D’autant que, encouragé par la décapitation d’une bonne partie de la hiérarchie milicienne chiite, le pouvoir israélien paraît maintenant emporté par un sentiment de puissance qui le conduit à s’imaginer régler définitivement le sort de tous ses adversaires, très au-delà des théâtres d’opération actuels. Un objectif que tout esprit sensé sait inatteignable. L’exemple de Gaza n’en fait-il pas foi ? L’enclave palestinienne a été transformée en champ de ruines, mais si le Hamas a perdu nombre de ses membres, il est très loin d’avoir été détruit. Il ne fait, à cet égard, aucun doute que la poursuite et l’intensification des opérations de l’État hébreu sur le territoire libanais ne fera que redonner de la légitimité au Hezbollah et lui apportera de nouvelles forces pour combattre sur le terrain. L’islamisme totalitaire, loin de reculer, se nourrit toujours des envahissements sanglants et de la négation du droit des peuples à disposer d’eux-mêmes. À l’inverse, il régresse quand la justice et la démocratie privent de carburant ses exhortations à la haine et à l’élimination de tout ce qui ressemble à un Juif, à un progressiste ou à un esprit libre.

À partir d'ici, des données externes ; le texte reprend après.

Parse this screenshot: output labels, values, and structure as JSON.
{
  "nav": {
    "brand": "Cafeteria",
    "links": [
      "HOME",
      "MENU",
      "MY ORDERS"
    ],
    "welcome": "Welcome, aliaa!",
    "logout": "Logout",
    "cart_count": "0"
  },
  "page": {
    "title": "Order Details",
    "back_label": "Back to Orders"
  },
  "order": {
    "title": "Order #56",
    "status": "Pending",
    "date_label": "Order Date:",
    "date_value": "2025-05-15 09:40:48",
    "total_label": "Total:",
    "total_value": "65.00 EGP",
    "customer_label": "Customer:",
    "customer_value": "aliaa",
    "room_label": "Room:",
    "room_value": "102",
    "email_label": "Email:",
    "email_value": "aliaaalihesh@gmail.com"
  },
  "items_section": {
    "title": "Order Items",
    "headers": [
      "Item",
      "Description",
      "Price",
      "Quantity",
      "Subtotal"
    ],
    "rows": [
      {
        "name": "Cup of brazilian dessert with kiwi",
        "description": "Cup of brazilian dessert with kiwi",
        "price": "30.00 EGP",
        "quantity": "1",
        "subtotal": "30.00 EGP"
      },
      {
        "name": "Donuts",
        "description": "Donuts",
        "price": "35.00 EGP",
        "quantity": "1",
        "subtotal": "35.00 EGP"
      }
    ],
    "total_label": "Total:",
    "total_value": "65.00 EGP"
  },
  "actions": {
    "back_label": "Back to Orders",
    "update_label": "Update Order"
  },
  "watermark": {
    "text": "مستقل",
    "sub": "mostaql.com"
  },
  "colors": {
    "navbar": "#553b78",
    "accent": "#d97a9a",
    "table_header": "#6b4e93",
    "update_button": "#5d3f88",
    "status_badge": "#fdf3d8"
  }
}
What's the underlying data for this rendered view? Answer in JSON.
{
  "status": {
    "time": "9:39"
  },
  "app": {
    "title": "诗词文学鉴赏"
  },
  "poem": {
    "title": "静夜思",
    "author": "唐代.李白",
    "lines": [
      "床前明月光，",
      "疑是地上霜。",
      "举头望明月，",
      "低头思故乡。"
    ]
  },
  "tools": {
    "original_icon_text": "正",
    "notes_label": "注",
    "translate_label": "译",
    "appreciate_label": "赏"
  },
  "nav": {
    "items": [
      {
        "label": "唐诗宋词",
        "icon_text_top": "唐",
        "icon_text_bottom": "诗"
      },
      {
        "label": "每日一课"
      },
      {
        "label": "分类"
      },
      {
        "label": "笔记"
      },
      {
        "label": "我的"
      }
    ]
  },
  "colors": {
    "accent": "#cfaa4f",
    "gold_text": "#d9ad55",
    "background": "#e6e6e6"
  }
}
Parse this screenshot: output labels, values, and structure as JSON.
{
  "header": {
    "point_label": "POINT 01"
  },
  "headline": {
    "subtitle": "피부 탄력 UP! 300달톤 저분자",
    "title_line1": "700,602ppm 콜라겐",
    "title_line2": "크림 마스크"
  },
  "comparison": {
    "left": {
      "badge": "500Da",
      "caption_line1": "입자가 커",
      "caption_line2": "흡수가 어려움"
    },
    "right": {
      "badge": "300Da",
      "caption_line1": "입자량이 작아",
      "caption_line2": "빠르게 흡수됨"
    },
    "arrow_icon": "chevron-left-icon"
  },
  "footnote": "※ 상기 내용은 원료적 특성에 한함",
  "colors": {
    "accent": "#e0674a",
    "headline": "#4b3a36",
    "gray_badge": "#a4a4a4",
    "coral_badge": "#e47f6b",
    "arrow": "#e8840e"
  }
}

C’est la raison pour laquelle la communauté internationale devrait s’opposer avec force au désir, récemment exprimé par Netanyahou et ses séides, de remodeler par les armes l’ordre régional. Certes, la puissance perse vient d’être sévèrement affaiblie à la suite de la mise hors de combat d’une large partie de ce qui lui servait de système de projection régionale. Sans compter que la théocratie aux affaires y est  simultanément défiée par le grand mouvement qui unit les femmes et la jeunesse aux formations démocratiques. Cela dit, ce serait reproduire des scénarios qui ont coûté fort cher dans le passé, en Irak par exemple au lendemain du 11 Septembre, que de céder au mythe qui semble vouloir s’emparer, selon le site Politico, de « hauts responsables américains de la sécurité nationale (qui) décrivent les opérations israéliennes au Liban comme un moment historique, qui remodèlera le Moyen-Orient pour le meilleur dans les années à venir »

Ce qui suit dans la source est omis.